Kirkpatrick writes:
[C]onservatives say [Sotomayors'] strong identification with . . . race-based approaches to the law is perhaps the strongest argument against her confirmation, contending that her views put her outside an evolving consensus that such race-conscious public policy is growing obsolete.
. . . [M]any civil rights groups say, Judge Sotomayor’s confirmation could provide an anchor against the current direction of the Supreme Court under Chief Justice John G. Roberts Jr., who has led the more conservative bench toward a sweeping re-examination of government reliance on racial classifications, whether in school desegregation plans or landmark voting rights laws. “The way to stop discrimination on the basis of race is to stop discriminating on the basis of race,” Chief Justice Roberts wrote in 2007, summing up his approach in one of the most memorable lines of his opinions.

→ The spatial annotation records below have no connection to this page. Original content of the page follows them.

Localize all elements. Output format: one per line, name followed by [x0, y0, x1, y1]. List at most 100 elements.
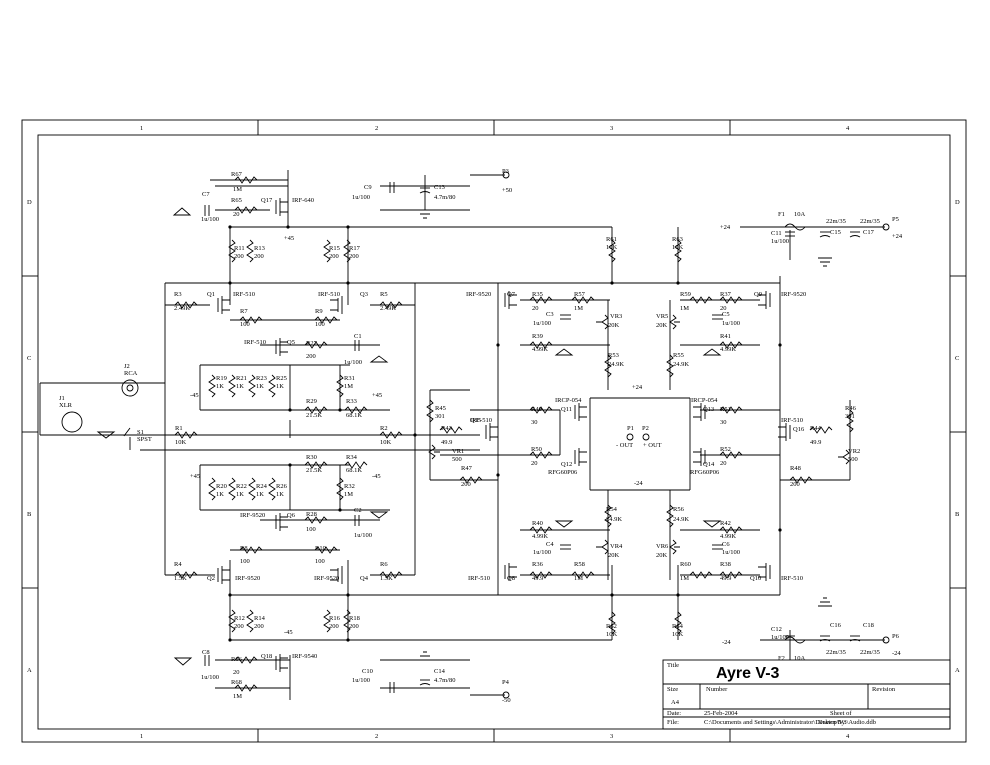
part-ref: Q12	[561, 461, 572, 468]
p6-value: -24	[892, 650, 901, 657]
part-ref: R9	[315, 308, 323, 315]
part-value: 200	[306, 353, 316, 360]
part-value: IRF-640	[292, 197, 314, 204]
part-ref: VR4	[610, 543, 623, 550]
part-ref: R7	[240, 308, 248, 315]
part-ref: R53	[608, 352, 619, 359]
p2-label: P2	[642, 425, 649, 432]
part-ref: R55	[673, 352, 684, 359]
part-value: 10K	[175, 439, 187, 446]
part-ref: Q13	[703, 406, 714, 413]
drawn-by-label: Drawn By:	[818, 719, 847, 726]
part-ref: R48	[790, 465, 801, 472]
title-block	[662, 659, 951, 730]
part-value: 1M	[344, 491, 353, 498]
part-ref: C17	[863, 229, 875, 236]
part-ref: R64	[672, 623, 684, 630]
part-value: IRF-9520	[240, 512, 265, 519]
part-value: 1M	[344, 383, 353, 390]
part-ref: R41	[720, 333, 731, 340]
part-ref: C1	[354, 333, 362, 340]
size-value: A4	[671, 699, 680, 706]
part-value: 24.9K	[608, 361, 624, 368]
part-value: 20	[720, 305, 727, 312]
part-ref: C14	[434, 668, 446, 675]
capacitor-symbols	[204, 182, 861, 693]
connector-symbols	[61, 171, 890, 699]
part-value: 22m/35	[860, 218, 880, 225]
part-value: 200	[349, 623, 359, 630]
part-ref: C11	[771, 230, 782, 237]
part-value: 49.9	[441, 439, 452, 446]
part-value: 21.5K	[306, 467, 322, 474]
part-ref: C4	[546, 541, 554, 548]
part-value: IRF-510	[470, 417, 492, 424]
part-ref: R42	[720, 520, 731, 527]
rail-minus45-right: -45	[372, 473, 381, 480]
part-value: RFG60P06	[690, 469, 720, 476]
part-value: 1M	[233, 693, 242, 700]
part-value: IRF-510	[468, 575, 490, 582]
part-ref: C8	[202, 649, 210, 656]
p3-label: P3	[502, 168, 509, 175]
j2-label: J2	[124, 363, 130, 370]
col-3-top: 3	[610, 125, 613, 132]
part-value: 20	[531, 460, 538, 467]
part-ref: R8	[240, 545, 248, 552]
part-value: IRF-510	[781, 575, 803, 582]
p4-label: P4	[502, 679, 510, 686]
part-ref: C7	[202, 191, 210, 198]
part-ref: R27	[306, 340, 318, 347]
part-ref: R39	[532, 333, 543, 340]
part-ref: R30	[306, 454, 317, 461]
part-ref: R20	[216, 483, 227, 490]
junction-dots	[228, 225, 782, 642]
part-value: 4.99K	[720, 533, 736, 540]
part-ref: R49	[531, 406, 542, 413]
part-ref: R67	[231, 171, 243, 178]
part-value: 4.99K	[532, 346, 548, 353]
part-ref: R43	[441, 425, 452, 432]
row-d-left: D	[27, 199, 32, 206]
part-value: 20K	[608, 322, 620, 329]
p1-value: - OUT	[616, 442, 633, 449]
part-value: 200	[234, 623, 244, 630]
part-ref: R14	[254, 615, 266, 622]
part-ref: R56	[673, 506, 685, 513]
part-value: 1M	[574, 305, 583, 312]
part-value: 21.5K	[306, 412, 322, 419]
part-ref: C12	[771, 626, 782, 633]
rail-plus45-right: +45	[372, 392, 382, 399]
part-ref: R59	[680, 291, 691, 298]
part-ref: R34	[346, 454, 358, 461]
part-value: 20K	[656, 322, 668, 329]
part-value: 10K	[672, 631, 684, 638]
row-c-right: C	[955, 355, 959, 362]
part-ref: R51	[720, 406, 731, 413]
part-ref: R18	[349, 615, 360, 622]
schematic-wires	[39, 170, 885, 700]
revision-label: Revision	[872, 686, 896, 693]
date-value: 25-Feb-2004	[704, 710, 738, 717]
part-ref: R19	[216, 375, 227, 382]
part-ref: C2	[354, 507, 362, 514]
part-ref: R47	[461, 465, 473, 472]
part-value: 1K	[256, 491, 264, 498]
part-ref: C5	[722, 311, 730, 318]
part-value: 4.7m/80	[434, 677, 456, 684]
part-value: IRF-9520	[314, 575, 339, 582]
part-value: 1.5K	[380, 575, 393, 582]
part-value: 500	[848, 456, 858, 463]
part-ref: R25	[276, 375, 287, 382]
part-value: 1u/100	[201, 674, 219, 681]
part-ref: Q16	[793, 426, 805, 433]
part-value: 200	[254, 623, 264, 630]
part-value: 1u/100	[352, 194, 370, 201]
part-value: 2.49K	[380, 305, 396, 312]
p2-value: + OUT	[643, 442, 662, 449]
rail-minus24-center: -24	[634, 480, 643, 487]
part-value: 1K	[276, 491, 284, 498]
part-value: 500	[452, 456, 462, 463]
part-ref: C10	[362, 668, 373, 675]
part-ref: R2	[380, 425, 388, 432]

(Emphasis supplied.) Who elected Chief Justice Roberts to decide these questions? These are best left to the elected bodies. Indeed, the Constitution demands such an approach. Certainly, an honest advocate of judicial restraint would say so. But extreme conservatives like Chief Justice Roberts are not judicial minimalists or advocates for judicial restraint. They are instead brazen judicial activists, unable to respect the Constitution, the decisions of the elected representatives of the people and instead are intent on dictating policy on these issues. The era of extreme conservative judicial activism, a new era of conservative Lochnerism, is upon us. And its leader is Chief Justice John Roberts, as extreme a judicial activist as has been seen on the Court for some time.
Consider this from Kirkpatrick's article:
Samuel Issacharoff, a professor at New York University Law School, said, “
There is a tendency to say ‘The time has run, things are different, change has happened,’ ” adding, “It is an emerging theme of the Roberts court.”
(Emphasis supplied.) It is for the elected officials in the country to determine "the time has run" to address racism in our society. It is decidedly NOT the province of the Court. Only a brazen judicial activist would decide that it was proper for the Court to dictate policy issues that are clearly and expressly the province of the Congress and other elected bodies.
But the extreme conservatives are demanding judicial activism on the issue:
“[Sotomayor's] nomination and the Ricci case have brought racial quotas back as a national issue," said Mr. Marx of the Judicial Confirmation Network.
May I suggest that if people like Mr. Marx feel this way, that the place to fight that battle is in the Congress. After all, the Riccci case involved a federal law - Title VII of the Civil Rights Act. After all, Section 5 of the Fourteenth Amendment to the Constitution states:
Section 5. The Congress shall have power to enforce, by appropriate legislation, the provisions of this article.
Originalists, textualists and advocates of judicial restraint should be able to understand the plain meaning of that text -- it is up to the Congress, NOT the Court, to determine when "the time has run." Chief Justice Roberts and his cohorts in extreme conservative circles have no respect for the Constitution. They will seek to impose their preferred policies no matter what the plain text of the Constitution says.